Pola pendidikan yang diberikan dalam hal ini adalah pemdampingan, bimbingan
agar anak belajar tentang hal-hal yang positif sehingg dapat menunjang
perkembangannya ( memenuhi tugas perkembangannya ). Maka, cara belajar anak pun
tidak dibiarkan berlangsung dengan sendirinya tanpa adanya pengarahan dan tanpa
tujuan.
Pendidikan
sangat dibutuhkan untuk perkembangan anak pada aspek kognitif ( termasuk
kesadaran, perasaan ), konatif ( perilaku yang secara tersirat mempunyai tujuan
), dan efektif, perkembangan material dan spiritual. Selagi pendidikan berperan
sebagai pusat perubahan konstruktif di dunia saat ini, lembaga-lembaga
pendidikan terkenal tetap saja sulit diperbaharui, lebih mudah memperbarui
sebuah makam ketimbang sebuah sekolahan atau pendidikan. Theodore s. rizer,
pernah berujar, “ sebuah kualitas yang aneh dalam pendidikan adalah bahwa,
sementara kebanyakan orang mengalami secara pribadi, hanya segelintir orang
yang mempelajarinya dengan serius “. Sehingga yang dipentingkan adalah sekedar
sekolah, orang tua tidak tahu paradigma, visi, misi dan tujuan pendidikan bagi
anak-anaknya. Lebih aneh lagi jika yang tidak mengetahui semua itu adalah pendidik
yang secara langsung berinteraksi dengan pendidikan dimana dia bekerja (
diartikan mengabdi )
Nampa
mudah, meski demikian, sekedar untuk mengikuti pola dan praktik tradisional dan
menganggap bahwa kegagalan-kegagalan skeolah adalah hasil yang samar-samar dari
sekelompok orang yang sering disebut oknum pendidikan terdiri dari pendidik
yang berniat melestarikan kemapanan diberbagai jabatan sebagai guru, dosen, dan
administrator. Departemen pendidikan serta badan akreditasi pendidikan yang
semuanya bertekad menonjolkan ideologinya sendiri-sendiri yang didasarkan pada
pengalamannya sendiri, kemudian diterik dengan generalisasi dan disebarkan di
sekolah-sekolah. Yang sebenarnya bukan penggeneralisasian. Silberman mengatakan
bahwa biang kegagalan persekolahan bukannya persekongnkolan jahat atau kolusi,
melainkan kekerasan dan sikap serta tindakan tanpa pikir. Gagalna seluruh
jajaran pendidikan dalam pembentukan generalisasi berpikir mendalam dan secara
serius mengenai tujuan serta konsekuensi pendidikan inilah jantung
persoalannya.
Mengutip
dari Charles E. Silberman, crisis in the classroom, sebagai berikut, “ jika
perilaku tanpa pikir adalah persoalan utama pendidikan kita, maka
penyelesaiannya mestilah dengan cara penyuntikan tujuan, atau lebih penting
lagi adalah dengan memikirkan tentang tujuan serta cara dimana berbagai teknik, isi pengajaran
dan pengorganisasian pendidikan memenuhi ataukah justru melenyapkan tujuan. Itu
semua harus disuntikan ke lembaga itu untuk mengaburkan pemahaman tentang
rutinitas sebagai tujuan dengan tindakan yang bertujuan untuk menjadikan
cara-cara itu sebagai tujuan itu sendiri, maka pencangkokan tujuan itu tadi
jelas tidak akan bisa selesai hanya dnegan sekali tembak.

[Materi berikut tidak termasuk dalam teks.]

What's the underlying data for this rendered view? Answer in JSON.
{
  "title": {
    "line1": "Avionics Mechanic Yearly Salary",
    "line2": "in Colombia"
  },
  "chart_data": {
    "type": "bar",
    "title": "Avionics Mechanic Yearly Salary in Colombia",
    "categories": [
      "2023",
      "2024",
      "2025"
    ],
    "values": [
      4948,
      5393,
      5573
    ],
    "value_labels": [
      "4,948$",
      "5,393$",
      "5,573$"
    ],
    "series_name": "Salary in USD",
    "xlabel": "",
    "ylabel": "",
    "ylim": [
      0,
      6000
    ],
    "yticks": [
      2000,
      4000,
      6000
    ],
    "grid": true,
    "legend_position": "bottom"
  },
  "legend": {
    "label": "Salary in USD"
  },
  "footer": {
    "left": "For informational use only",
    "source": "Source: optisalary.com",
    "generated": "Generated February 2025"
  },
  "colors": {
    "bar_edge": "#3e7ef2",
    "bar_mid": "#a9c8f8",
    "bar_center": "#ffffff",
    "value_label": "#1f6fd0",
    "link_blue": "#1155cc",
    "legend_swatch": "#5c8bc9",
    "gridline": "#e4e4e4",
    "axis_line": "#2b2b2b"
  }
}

Nilai sebuah ilmu pengetahuan
Ilmu pengetahuan boleh jadi
diasumsikan sebagai tenaga terkuat yang pernah dilihat manusia. Sebegitu
kuatnya sampai-sampai manusia bukan apa-apa dibandingkan dengan potensi yang
dimilikinya. Dimasa mendatang, prediksi akan kebesaran dan kekuatan ilmu
pengetahuan ternyata merupakan usaha sia-sia yang sangat memilukan dan
memalukan. Kekuatan justru bisa jadi sangat membahayakan, khsusunya jika yang
menggunakan adalah mereka yang serakah, irasional dengan penunjang peradaban (
moralitas ) yang tidak memadai sebagai manusia. Hal ini seperti seekor monyet
yang menemukan pistol yang berisiskan peluru.
Segala
macam bentuk usaha manusia selalu didasarkan pada tujuan. Tapi, tujuan dan
jalan menuju tujuan tersebut selalu dipilih berdasarkan nilai dan keyakinan
yang dimiliki. Nilai adalah hal yang sangat penting bagi manusia, karena nilai
adalah suatu hal yang memberikan makna terhadap kehidupan yang dimiliki
manusia, nilai adalah jiwa yang member perasaan kepada manusia –bahwa dialah
seorang manusia, nilai adalah esensi dari perwujudan manusia itu sendiri.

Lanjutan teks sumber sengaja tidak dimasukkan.